Il Papa: morti innocenti per un'inaudita violenza

Benedetto XVI: "Continuo a seguire con profonda trepidazione, ha detto
dopo l'Angelus, il conflitto nella Striscia di Gaza.
Ricordiamo anche oggi al Signore le centinaia di bambini, anziani,
donne, caduti vittime innocenti dell'inaudita violenza, i feriti,
quanti piangono i loro cari e coloro che hanno perduto i loro beni"

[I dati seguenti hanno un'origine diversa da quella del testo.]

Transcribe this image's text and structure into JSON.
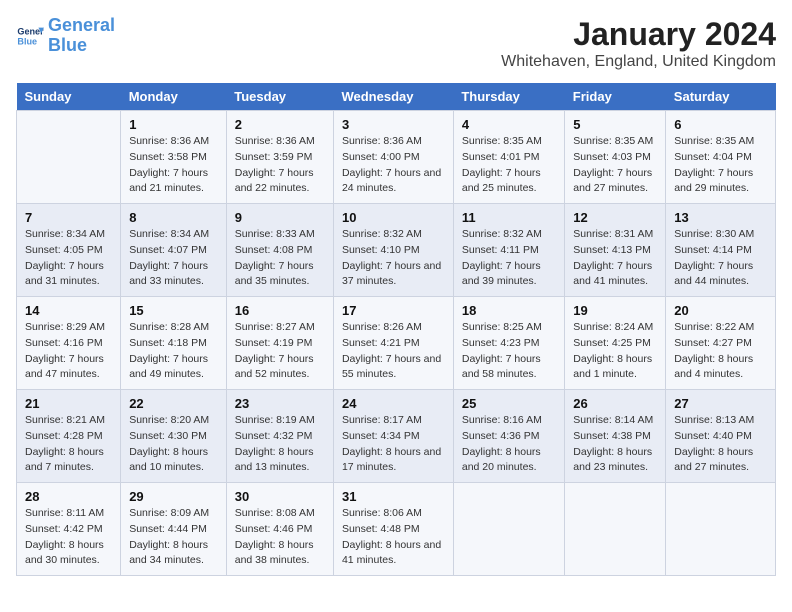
{
  "header": {
    "logo_line1": "General",
    "logo_line2": "Blue",
    "main_title": "January 2024",
    "subtitle": "Whitehaven, England, United Kingdom"
  },
  "columns": [
    "Sunday",
    "Monday",
    "Tuesday",
    "Wednesday",
    "Thursday",
    "Friday",
    "Saturday"
  ],
  "weeks": [
    [
      {
        "num": "",
        "sunrise": "",
        "sunset": "",
        "daylight": ""
      },
      {
        "num": "1",
        "sunrise": "Sunrise: 8:36 AM",
        "sunset": "Sunset: 3:58 PM",
        "daylight": "Daylight: 7 hours and 21 minutes."
      },
      {
        "num": "2",
        "sunrise": "Sunrise: 8:36 AM",
        "sunset": "Sunset: 3:59 PM",
        "daylight": "Daylight: 7 hours and 22 minutes."
      },
      {
        "num": "3",
        "sunrise": "Sunrise: 8:36 AM",
        "sunset": "Sunset: 4:00 PM",
        "daylight": "Daylight: 7 hours and 24 minutes."
      },
      {
        "num": "4",
        "sunrise": "Sunrise: 8:35 AM",
        "sunset": "Sunset: 4:01 PM",
        "daylight": "Daylight: 7 hours and 25 minutes."
      },
      {
        "num": "5",
        "sunrise": "Sunrise: 8:35 AM",
        "sunset": "Sunset: 4:03 PM",
        "daylight": "Daylight: 7 hours and 27 minutes."
      },
      {
        "num": "6",
        "sunrise": "Sunrise: 8:35 AM",
        "sunset": "Sunset: 4:04 PM",
        "daylight": "Daylight: 7 hours and 29 minutes."
      }
    ],
    [
      {
        "num": "7",
        "sunrise": "Sunrise: 8:34 AM",
        "sunset": "Sunset: 4:05 PM",
        "daylight": "Daylight: 7 hours and 31 minutes."
      },
      {
        "num": "8",
        "sunrise": "Sunrise: 8:34 AM",
        "sunset": "Sunset: 4:07 PM",
        "daylight": "Daylight: 7 hours and 33 minutes."
      },
      {
        "num": "9",
        "sunrise": "Sunrise: 8:33 AM",
        "sunset": "Sunset: 4:08 PM",
        "daylight": "Daylight: 7 hours and 35 minutes."
      },
      {
        "num": "10",
        "sunrise": "Sunrise: 8:32 AM",
        "sunset": "Sunset: 4:10 PM",
        "daylight": "Daylight: 7 hours and 37 minutes."
      },
      {
        "num": "11",
        "sunrise": "Sunrise: 8:32 AM",
        "sunset": "Sunset: 4:11 PM",
        "daylight": "Daylight: 7 hours and 39 minutes."
      },
      {
        "num": "12",
        "sunrise": "Sunrise: 8:31 AM",
        "sunset": "Sunset: 4:13 PM",
        "daylight": "Daylight: 7 hours and 41 minutes."
      },
      {
        "num": "13",
        "sunrise": "Sunrise: 8:30 AM",
        "sunset": "Sunset: 4:14 PM",
        "daylight": "Daylight: 7 hours and 44 minutes."
      }
    ],
    [
      {
        "num": "14",
        "sunrise": "Sunrise: 8:29 AM",
        "sunset": "Sunset: 4:16 PM",
        "daylight": "Daylight: 7 hours and 47 minutes."
      },
      {
        "num": "15",
        "sunrise": "Sunrise: 8:28 AM",
        "sunset": "Sunset: 4:18 PM",
        "daylight": "Daylight: 7 hours and 49 minutes."
      },
      {
        "num": "16",
        "sunrise": "Sunrise: 8:27 AM",
        "sunset": "Sunset: 4:19 PM",
        "daylight": "Daylight: 7 hours and 52 minutes."
      },
      {
        "num": "17",
        "sunrise": "Sunrise: 8:26 AM",
        "sunset": "Sunset: 4:21 PM",
        "daylight": "Daylight: 7 hours and 55 minutes."
      },
      {
        "num": "18",
        "sunrise": "Sunrise: 8:25 AM",
        "sunset": "Sunset: 4:23 PM",
        "daylight": "Daylight: 7 hours and 58 minutes."
      },
      {
        "num": "19",
        "sunrise": "Sunrise: 8:24 AM",
        "sunset": "Sunset: 4:25 PM",
        "daylight": "Daylight: 8 hours and 1 minute."
      },
      {
        "num": "20",
        "sunrise": "Sunrise: 8:22 AM",
        "sunset": "Sunset: 4:27 PM",
        "daylight": "Daylight: 8 hours and 4 minutes."
      }
    ],
    [
      {
        "num": "21",
        "sunrise": "Sunrise: 8:21 AM",
        "sunset": "Sunset: 4:28 PM",
        "daylight": "Daylight: 8 hours and 7 minutes."
      },
      {
        "num": "22",
        "sunrise": "Sunrise: 8:20 AM",
        "sunset": "Sunset: 4:30 PM",
        "daylight": "Daylight: 8 hours and 10 minutes."
      },
      {
        "num": "23",
        "sunrise": "Sunrise: 8:19 AM",
        "sunset": "Sunset: 4:32 PM",
        "daylight": "Daylight: 8 hours and 13 minutes."
      },
      {
        "num": "24",
        "sunrise": "Sunrise: 8:17 AM",
        "sunset": "Sunset: 4:34 PM",
        "daylight": "Daylight: 8 hours and 17 minutes."
      },
      {
        "num": "25",
        "sunrise": "Sunrise: 8:16 AM",
        "sunset": "Sunset: 4:36 PM",
        "daylight": "Daylight: 8 hours and 20 minutes."
      },
      {
        "num": "26",
        "sunrise": "Sunrise: 8:14 AM",
        "sunset": "Sunset: 4:38 PM",
        "daylight": "Daylight: 8 hours and 23 minutes."
      },
      {
        "num": "27",
        "sunrise": "Sunrise: 8:13 AM",
        "sunset": "Sunset: 4:40 PM",
        "daylight": "Daylight: 8 hours and 27 minutes."
      }
    ],
    [
      {
        "num": "28",
        "sunrise": "Sunrise: 8:11 AM",
        "sunset": "Sunset: 4:42 PM",
        "daylight": "Daylight: 8 hours and 30 minutes."
      },
      {
        "num": "29",
        "sunrise": "Sunrise: 8:09 AM",
        "sunset": "Sunset: 4:44 PM",
        "daylight": "Daylight: 8 hours and 34 minutes."
      },
      {
        "num": "30",
        "sunrise": "Sunrise: 8:08 AM",
        "sunset": "Sunset: 4:46 PM",
        "daylight": "Daylight: 8 hours and 38 minutes."
      },
      {
        "num": "31",
        "sunrise": "Sunrise: 8:06 AM",
        "sunset": "Sunset: 4:48 PM",
        "daylight": "Daylight: 8 hours and 41 minutes."
      },
      {
        "num": "",
        "sunrise": "",
        "sunset": "",
        "daylight": ""
      },
      {
        "num": "",
        "sunrise": "",
        "sunset": "",
        "daylight": ""
      },
      {
        "num": "",
        "sunrise": "",
        "sunset": "",
        "daylight": ""
      }
    ]
  ]
}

Città del Vaticano - Di fronte al conflitto a Gaza il Papa ricorda le centinaia di morti vittime di una "inaudita violenza". "Continuo a seguire con profonda trepidazione - ha detto Benedetto XVI dopo l'Angelus - il conflitto nella Striscia di Gaza. Ricordiamo anche oggi al Signore le centinaia di bambini, anziani, donne, caduti vittime innocenti dell'inaudita violenza, i feriti, quanti piangono i loro cari e coloro che hanno perduto i loro beni".

Il Papa chiede di accompagnare "gli sforzi che numerose persone di buona volontà stanno compiendo per fermare la tragedia" a Gaza e spera "vivamente che "si sappia approfittare, con saggezza, degli spiragli aperti per ripristinare la tregua e avviarsi verso soluzioni pacifiche e durevoli".

Il "dialogo nella giustizia e nella verità " è l'unica soluzione per la Terra Santa, dove "c'é spazio per tutti", ha aggiunto, rinnovando il suo "incoraggiamento a quanti, da una parte come dall'altra, credono che in Terrasanta ci sia spazio per tutti, affinché aiutino la loro gente a rialzarsi dalle macerie e dal terrore e, coraggiosamente, riprendere il filo del dialogo nella giustizia e nella verità. E' questo l'unico cammino che può effettivamente schiudere un avvenire di pace per i figli di quella cara regione!".